Doctor of Philosophy

Major

Business Administration

Major Professor

George C. Philippatos, Ronald E. Shrieves

Committee Members

Douglass Izard, Harold A. Black, Phillip Daves

Abstract

Employee Stock Ownership Plans (ESOPs) have been around for many decades. They have enjoyed an increase in popularity with the 1974 Tax Act. Financial economists have questioned the rationale behind ESOPs, due to their effect on risk sharing among employees and owners. An employee always has an employment risk, or risk of losing his or her position with the company. With an ESOP the question arises as to why employees, with their very employment at risk in their company, would seek to further increase this risk by purchasing stock in the same company. This research attempts to answer this question by testing three hypotheses. The first is that under informational asymmetry the company is using employees to signal the market of a positive change in its future prospects and gain equity capital. The second is that ESOPs are being used as an instrument, or "devil's pact" between management and labor, to gain access to excess perquisite consumption for management and employees. The third is that under the concept of employee-management incentive alignment the company may be using the ESOP to help increase productivity. Under all three scenarios the terms of the ESOP may be structured to adequately compensate employees for the adverse risk effects entailed in ESOPs.

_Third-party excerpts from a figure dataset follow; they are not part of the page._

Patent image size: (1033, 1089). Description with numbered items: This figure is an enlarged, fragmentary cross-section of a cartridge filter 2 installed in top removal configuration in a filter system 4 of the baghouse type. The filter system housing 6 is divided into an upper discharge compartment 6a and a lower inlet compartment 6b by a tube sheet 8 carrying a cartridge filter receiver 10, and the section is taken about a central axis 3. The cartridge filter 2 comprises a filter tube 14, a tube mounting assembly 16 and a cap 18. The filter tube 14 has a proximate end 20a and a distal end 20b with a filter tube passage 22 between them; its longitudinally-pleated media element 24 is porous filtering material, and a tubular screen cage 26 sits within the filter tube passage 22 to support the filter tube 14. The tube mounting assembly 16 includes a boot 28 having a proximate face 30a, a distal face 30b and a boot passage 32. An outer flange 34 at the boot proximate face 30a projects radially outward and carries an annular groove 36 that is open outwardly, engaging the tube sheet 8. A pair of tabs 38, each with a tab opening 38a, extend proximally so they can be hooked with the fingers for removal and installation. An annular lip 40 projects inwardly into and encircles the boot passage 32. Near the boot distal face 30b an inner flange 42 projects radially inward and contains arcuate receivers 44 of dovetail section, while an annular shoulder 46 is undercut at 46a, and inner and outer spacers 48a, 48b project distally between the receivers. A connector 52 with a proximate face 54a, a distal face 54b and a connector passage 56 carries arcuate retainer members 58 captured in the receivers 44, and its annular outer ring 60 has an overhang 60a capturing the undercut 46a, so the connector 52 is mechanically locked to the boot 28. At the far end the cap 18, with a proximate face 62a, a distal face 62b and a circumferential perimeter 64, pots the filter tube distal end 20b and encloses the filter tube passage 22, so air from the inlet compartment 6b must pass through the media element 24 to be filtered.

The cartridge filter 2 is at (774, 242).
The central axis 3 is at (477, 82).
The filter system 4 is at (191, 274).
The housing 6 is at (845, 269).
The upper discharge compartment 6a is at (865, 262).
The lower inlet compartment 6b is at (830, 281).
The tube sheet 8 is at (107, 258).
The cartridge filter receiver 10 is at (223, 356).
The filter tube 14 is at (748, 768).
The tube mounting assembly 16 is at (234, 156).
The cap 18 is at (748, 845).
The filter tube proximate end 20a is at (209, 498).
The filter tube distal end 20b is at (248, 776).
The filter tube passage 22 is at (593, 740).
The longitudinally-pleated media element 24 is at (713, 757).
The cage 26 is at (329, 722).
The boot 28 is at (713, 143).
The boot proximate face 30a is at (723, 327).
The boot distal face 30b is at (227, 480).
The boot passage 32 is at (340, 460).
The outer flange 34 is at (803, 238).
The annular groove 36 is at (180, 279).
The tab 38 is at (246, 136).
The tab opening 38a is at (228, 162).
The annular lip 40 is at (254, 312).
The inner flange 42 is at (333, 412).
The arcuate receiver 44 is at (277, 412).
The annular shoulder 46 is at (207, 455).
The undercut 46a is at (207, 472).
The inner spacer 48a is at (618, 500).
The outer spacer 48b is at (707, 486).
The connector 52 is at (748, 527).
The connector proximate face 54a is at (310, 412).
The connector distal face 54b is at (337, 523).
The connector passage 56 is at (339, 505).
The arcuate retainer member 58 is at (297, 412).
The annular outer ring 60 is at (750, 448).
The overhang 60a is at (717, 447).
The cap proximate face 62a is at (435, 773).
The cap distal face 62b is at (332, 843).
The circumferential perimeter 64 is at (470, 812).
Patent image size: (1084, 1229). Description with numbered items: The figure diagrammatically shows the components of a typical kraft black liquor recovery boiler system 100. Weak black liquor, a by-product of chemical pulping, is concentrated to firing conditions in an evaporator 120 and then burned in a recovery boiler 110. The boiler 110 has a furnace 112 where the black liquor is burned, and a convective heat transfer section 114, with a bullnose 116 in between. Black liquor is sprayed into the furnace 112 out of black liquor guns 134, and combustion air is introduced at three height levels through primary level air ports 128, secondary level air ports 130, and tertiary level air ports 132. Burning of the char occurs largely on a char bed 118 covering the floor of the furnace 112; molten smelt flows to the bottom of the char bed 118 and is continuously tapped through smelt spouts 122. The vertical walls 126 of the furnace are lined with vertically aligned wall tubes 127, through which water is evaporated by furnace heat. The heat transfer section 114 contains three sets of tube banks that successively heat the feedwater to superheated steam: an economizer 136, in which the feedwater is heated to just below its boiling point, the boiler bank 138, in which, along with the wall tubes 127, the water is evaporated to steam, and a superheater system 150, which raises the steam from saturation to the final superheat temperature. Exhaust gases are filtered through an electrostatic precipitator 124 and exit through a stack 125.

This study finds that ESOPs that were established to help stop a hostile takeover of the company lent support to the devil's pact hypothesis. ESOPs that were formed in which the employees conceded certain benefits or wages lent support to both the market signaling and the devil's pact hypothesis. "Pure" type ESOPs in which no wage concessions were given and which were not founded for anti-takeover purposes lent support to the market signaling and the employee-management incentive alignment hypothesis.